Frauen in Afghanistan: Kabul will Frauenhäuser kontrollieren
Die afghanische Regierung will von Hilfsorganisationen geführte Frauenhäuser übernehmen. Dann böten die Häuser keinen Schutz mehr vor Zwangsehen und Gewalt.
BERLIN taz | Die afghanische Frauenministerin Hussan Ghazanfar hat die umstrittenen Pläne ihrer Regierung verteidigt, Hilfsorganisationen die einzigen im Land existierenden Frauenhäuser abzunehmen und direkt ihrem Ministerium zu unterstellen. Seit 2002 wurden in Afghanistan laut Ghazanfar 11 und laut Human Rights Watch 14 Frauenhäuser aufgebaut.
Diese Schutzeinrichtungen für Opfer häuslicher und ehelicher Gewalt werden bisher von Hilfsorganisationen geführt und von internationalen Organisationen unterstützt. Die Häuser sind Islamisten ein Dorn im Auge. So wird immer wieder behauptet, die Einrichtungen würden Prostitution fördern.
Ghazanfar warf am Dienstag auf einer Pressekonferenz in Kabul den Frauenhäusern Misswirtschaft und Korruption vor. Die geplante Übernahme stellte sie als überfällige Afghanisierung da, wie sie auch die internationale Gemeinschaft beim Militär mit der sogenannten "Übernahme in Verantwortung" anstrebe.
Zugleich warf die Ministerin den Frauenhäusern vor, Frauen zu täuschen. "Einige hatten zu Hause gar keine Probleme und haben sich später bei ihren Familien wie bei uns entschuldigt," sagte sie laut Reuters. "Wir werden nicht irgendwelchen Leuten im Namen einer Schutzeinrichtung erlauben, zu tun, was sie wollen.
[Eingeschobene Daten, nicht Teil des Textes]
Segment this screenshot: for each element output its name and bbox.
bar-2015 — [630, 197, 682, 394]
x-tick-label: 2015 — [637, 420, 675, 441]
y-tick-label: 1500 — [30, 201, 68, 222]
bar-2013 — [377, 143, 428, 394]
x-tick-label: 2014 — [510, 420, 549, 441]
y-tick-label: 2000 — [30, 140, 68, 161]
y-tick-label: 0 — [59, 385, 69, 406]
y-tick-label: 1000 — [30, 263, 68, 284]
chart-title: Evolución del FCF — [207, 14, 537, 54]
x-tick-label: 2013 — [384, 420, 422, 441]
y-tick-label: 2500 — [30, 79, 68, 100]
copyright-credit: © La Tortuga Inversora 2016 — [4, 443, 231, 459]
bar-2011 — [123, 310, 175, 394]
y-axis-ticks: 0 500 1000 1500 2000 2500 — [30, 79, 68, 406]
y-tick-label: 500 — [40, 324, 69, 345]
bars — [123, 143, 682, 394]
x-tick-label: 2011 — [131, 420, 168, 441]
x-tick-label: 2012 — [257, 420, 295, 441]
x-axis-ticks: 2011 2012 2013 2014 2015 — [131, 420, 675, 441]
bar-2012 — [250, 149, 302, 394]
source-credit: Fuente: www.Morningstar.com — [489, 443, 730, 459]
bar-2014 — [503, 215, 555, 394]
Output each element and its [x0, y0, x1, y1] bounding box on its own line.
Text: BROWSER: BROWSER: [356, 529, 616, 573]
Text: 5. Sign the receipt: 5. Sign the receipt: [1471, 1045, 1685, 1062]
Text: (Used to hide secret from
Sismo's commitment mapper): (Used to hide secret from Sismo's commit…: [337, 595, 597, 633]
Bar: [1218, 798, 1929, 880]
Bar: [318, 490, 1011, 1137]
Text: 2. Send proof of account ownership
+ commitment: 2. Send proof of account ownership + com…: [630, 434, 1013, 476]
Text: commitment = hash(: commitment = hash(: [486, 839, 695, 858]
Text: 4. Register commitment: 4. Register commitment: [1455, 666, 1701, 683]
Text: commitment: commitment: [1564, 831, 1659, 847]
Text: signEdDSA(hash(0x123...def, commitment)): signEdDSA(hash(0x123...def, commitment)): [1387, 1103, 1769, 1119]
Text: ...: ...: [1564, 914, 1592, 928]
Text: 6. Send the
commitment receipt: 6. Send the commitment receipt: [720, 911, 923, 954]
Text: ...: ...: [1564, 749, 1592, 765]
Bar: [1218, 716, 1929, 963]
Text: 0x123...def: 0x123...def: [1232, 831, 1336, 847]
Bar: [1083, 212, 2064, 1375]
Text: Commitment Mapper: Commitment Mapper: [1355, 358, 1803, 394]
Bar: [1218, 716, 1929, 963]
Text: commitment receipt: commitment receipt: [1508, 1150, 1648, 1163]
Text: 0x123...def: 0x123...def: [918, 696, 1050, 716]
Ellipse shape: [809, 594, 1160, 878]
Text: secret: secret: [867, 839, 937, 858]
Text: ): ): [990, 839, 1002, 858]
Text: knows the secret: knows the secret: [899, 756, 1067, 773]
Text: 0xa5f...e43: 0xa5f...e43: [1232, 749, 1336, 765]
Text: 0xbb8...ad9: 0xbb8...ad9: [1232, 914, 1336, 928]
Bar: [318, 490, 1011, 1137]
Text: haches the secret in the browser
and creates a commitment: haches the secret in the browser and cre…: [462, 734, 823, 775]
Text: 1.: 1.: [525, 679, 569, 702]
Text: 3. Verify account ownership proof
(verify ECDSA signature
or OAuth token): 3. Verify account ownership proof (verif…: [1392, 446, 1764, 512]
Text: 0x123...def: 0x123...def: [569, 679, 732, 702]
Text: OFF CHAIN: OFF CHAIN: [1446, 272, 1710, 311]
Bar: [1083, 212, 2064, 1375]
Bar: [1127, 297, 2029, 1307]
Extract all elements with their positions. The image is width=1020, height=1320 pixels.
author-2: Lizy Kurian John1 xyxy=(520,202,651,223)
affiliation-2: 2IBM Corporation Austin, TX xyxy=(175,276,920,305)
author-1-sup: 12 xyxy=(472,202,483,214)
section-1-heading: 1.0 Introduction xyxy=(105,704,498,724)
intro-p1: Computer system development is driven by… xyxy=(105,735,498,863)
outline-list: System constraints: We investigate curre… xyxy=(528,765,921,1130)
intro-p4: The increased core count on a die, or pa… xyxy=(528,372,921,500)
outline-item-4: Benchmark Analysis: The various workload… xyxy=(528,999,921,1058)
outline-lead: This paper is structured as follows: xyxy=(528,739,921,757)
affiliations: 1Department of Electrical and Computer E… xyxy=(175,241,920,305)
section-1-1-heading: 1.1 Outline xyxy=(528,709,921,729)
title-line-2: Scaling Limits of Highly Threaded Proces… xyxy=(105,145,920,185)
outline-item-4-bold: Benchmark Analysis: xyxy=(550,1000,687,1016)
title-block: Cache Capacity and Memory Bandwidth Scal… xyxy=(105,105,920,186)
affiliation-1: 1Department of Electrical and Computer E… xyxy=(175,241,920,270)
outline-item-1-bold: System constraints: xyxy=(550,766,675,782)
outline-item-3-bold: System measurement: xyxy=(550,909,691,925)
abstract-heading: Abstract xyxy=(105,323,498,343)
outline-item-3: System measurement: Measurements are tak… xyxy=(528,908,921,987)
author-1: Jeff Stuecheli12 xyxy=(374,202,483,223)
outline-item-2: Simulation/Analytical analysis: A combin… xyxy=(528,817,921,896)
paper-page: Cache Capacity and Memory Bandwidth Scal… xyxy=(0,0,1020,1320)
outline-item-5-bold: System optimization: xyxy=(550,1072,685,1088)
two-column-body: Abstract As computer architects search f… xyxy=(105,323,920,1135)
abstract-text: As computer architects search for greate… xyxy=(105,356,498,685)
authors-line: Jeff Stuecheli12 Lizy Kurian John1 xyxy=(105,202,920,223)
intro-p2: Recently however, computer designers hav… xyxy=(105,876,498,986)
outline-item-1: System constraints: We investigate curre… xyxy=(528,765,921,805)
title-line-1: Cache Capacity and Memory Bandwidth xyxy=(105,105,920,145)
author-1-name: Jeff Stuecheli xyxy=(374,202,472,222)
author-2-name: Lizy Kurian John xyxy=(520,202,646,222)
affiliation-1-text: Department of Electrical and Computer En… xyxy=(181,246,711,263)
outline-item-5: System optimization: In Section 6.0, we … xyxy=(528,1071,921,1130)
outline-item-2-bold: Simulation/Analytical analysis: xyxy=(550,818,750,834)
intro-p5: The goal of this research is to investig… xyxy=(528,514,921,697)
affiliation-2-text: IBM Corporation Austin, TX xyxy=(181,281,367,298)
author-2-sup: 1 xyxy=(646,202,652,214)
Wir sind selbst fähig, die Rechte unserer Töchter und Frauen zu schützen."
Die Regierungspläne sehen auch vor, dass Frauen sich vor der Aufnahme in ein Frauenhaus medizinisch untersuchen und bei der Polizei registrieren lassen müssen. Danach dürfen sie die Einrichtung nur mit Genehmigung des Ministeriums verlassen. Umgekehrt aber sollen sie das Frauenhaus verlassen müssen, wenn die Frauen von ihren Familien zurückverlangt oder verheiratet werden.
Da ein Hauptfluchtgrund Schutz suchender Frauen und Mädchen vor allem Zwangsverheiratungen und Gewalt in der Familie sind, dürften die Regierungspläne die Arbeit der Frauenhäuser konterkarieren. Dies könnte auch durch die geplante Vorschrift geschehen, dass die Häuser künftig nur Frauen aufnehmen dürfen, die keine Straftaten begangen haben.
Das kann böse Folgen haben: Bei Ehestreitigkeiten ist es durchaus üblich, den Frauen strafrechtlich relevante moralische Vergehen vorzuwerfen - bei entsprechender Interpretation würden sie dann keinen Schutz erhalten.
Ghazanfar reagierte mit ihrer Pressekonferenz auf Alarmrufe von afghanischen und internationalen Frauen- und Menschenrechtsorganisationen. "Die Regierung behauptet, dass die Übernahme der Frauenhäuser zu einer nachhaltigen Finanzierung und besserem Management führt, aber das wirkliche Ziel ist klar: Die Regierung wird immer stärker von Konservativen dominiert, die einen harten Kurs vertreten und Frauenhäuser ablehnen, weil diese Frauen angesichts gewalttätiger Ehemänner und Familienmitglieder etwas Autonomie ermöglichen", sagt Rachel Reid von Human Rights Watch.
Laut einem UN-Bericht vom Dezember ist bei 56 Prozent aller (überwiegend arrangierten) Hochzeiten in Afghanistan die Ehefrau jünger als 16 Jahre.